La désaffection pour le carné entamée depuis la crise de la vache folle dans les années 1990 touche surtout la viande bovine, la consommation de poulet continuant d’augmenter. En cinq ans, la coappétit nsommation de viande bovine a baissé de 6,5 %, chaque Français n’absorbant plus que 22,8 kilos de steaks et pot-au-feu par an en 2017, contre 24,4 kilos en 2012 avant l’éclatement du scandale, selon les statistiques de l’Institut de l’élevage (Idele).

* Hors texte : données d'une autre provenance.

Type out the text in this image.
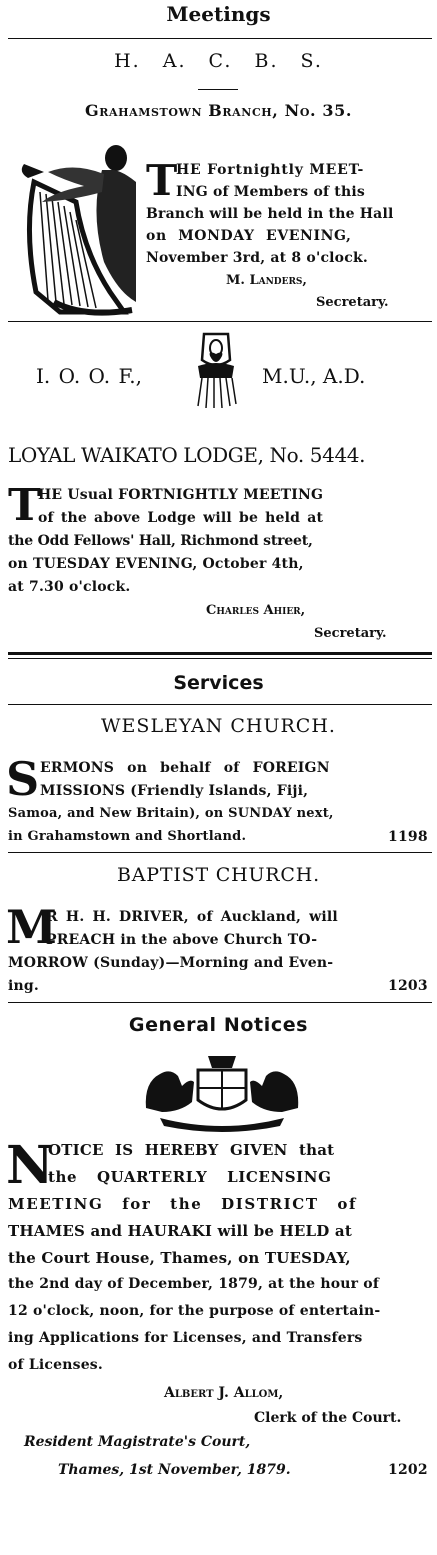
Meetings
H. A. C. B. S.
Grahamstown Branch, No. 35.
T
HE Fortnightly MEET-
ING of Members of this
Branch will be held in the Hall
on MONDAY EVENING,
November 3rd, at 8 o'clock.
M. Landers,
Secretary.
I. O. O. F.,	M.U., A.D.
LOYAL WAIKATO LODGE, No. 5444.
T
HE Usual FORTNIGHTLY MEETING
of the above Lodge will be held at
the Odd Fellows' Hall, Richmond street,
on TUESDAY EVENING, October 4th,
at 7.30 o'clock.
Charles Ahier,
Secretary.
Services
WESLEYAN CHURCH.
S ERMONS on behalf of FOREIGN
MISSIONS (Friendly Islands, Fiji,
Samoa, and New Britain), on SUNDAY next,
in Grahamstown and Shortland.	1198
BAPTIST CHURCH.
M
R H. H. DRIVER, of Auckland, will
PREACH in the above Church TO-
MORROW (Sunday)—Morning and Even-
ing.	1203
General Notices
N
OTICE IS HEREBY GIVEN that
the QUARTERLY LICENSING
MEETING for the DISTRICT of
THAMES and HAURAKI will be HELD at
the Court House, Thames, on TUESDAY,
the 2nd day of December, 1879, at the hour of
12 o'clock, noon, for the purpose of entertain-
ing Applications for Licenses, and Transfers
of Licenses.
Albert J. Allom,
Clerk of the Court.
Resident Magistrate's Court,
Thames, 1st November, 1879.	1202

La viande de cheval, une spécificité française, souffre aussi de désamour. Les abattages de chevaux ont baissé de 18 % en 2016 et de 33 % en 2017, selon la filière équine française. Depuis le démantèlement d’un vaste réseau passant par le sud-ouest de la France, le Luxembourg, la Roumanie, où de la viande de cheval était revendue d’intermédiaire en intermédiaire pour finir dans des raviolis ou des lasagnes, les analystes relèvent beaucoup d’autres éléments pour expliquer la baisse régulière de la consommation depuis une vingtaine d’années. Le Credoc note par exemple que le prix de la viande bovine a en moyenne plus progressé que l’inflation.

« Recul de la confiance »

Il cite aussi les inquiétudes pour la santé depuis la mise en évidence en 2015 du caractère cancérogène de la viande rouge lorsqu’elle est surconsommée, ainsi que la sensibilisation grandissante à son impact sur l’environnement et le réchauffement climatique. Quant à la montée de la prise en compte du bien-être animal et des partis « animalistes », ils ont encouragé la vague actuelle végétarienne ou végane. Dans ce paysage, les seules « lasagnes de cheval », qui « n’ont rien à voir avec l’agriculture à proprement parler », ont néanmoins déclenché un « recul de la confiance » entre consommateurs et éleveurs, indique à l’AFP Eddy Fougier, chercheur à l’Iris. Selon une enquête annuelle de l’Ifop, seuls 66 % des Français estimaient que les consommateurs pouvaient faire confiance aux agriculteurs en 2017. Ils étaient 82 % en 2006 et 80 % en 2013.

Malgré la crise, le chiffre d’affaires de l’industrie de la viande en France, qui va de l’abattage à la préparation industrielle de produits à base de viande, représente un quart des industries agroalimentaires du pays, souligne l’Insee. Avec 33 milliards d’euros de chiffre d’affaires, le secteur emploie près de 100 000 personnes dans quelque 2 600 entreprises, mais réalise des marges plus faibles que dans d’autres secteurs agroalimentaires. Le moindre centime au kilo comptant, de grands noms du secteur ont été éclaboussés par le scandale, comme William Saurin après la découverte de viande de cheval – fournie par le même intermédiaire que dans l’affaire Spanghero – dans des raviolis fabriqués pour l’italien Panzani. Sous pression, la filière française de la viande a introduit un peu de transparence dans l’espoir de regagner la confiance des consommateurs. Principale conquête, l’étiquetage de l’origine de la viande et du lait dans les plats préparés, accepté à titre expérimental pour deux ans par l’UE en 2016 à l’initiative de la France, vient d’être prolongé pour deux ans.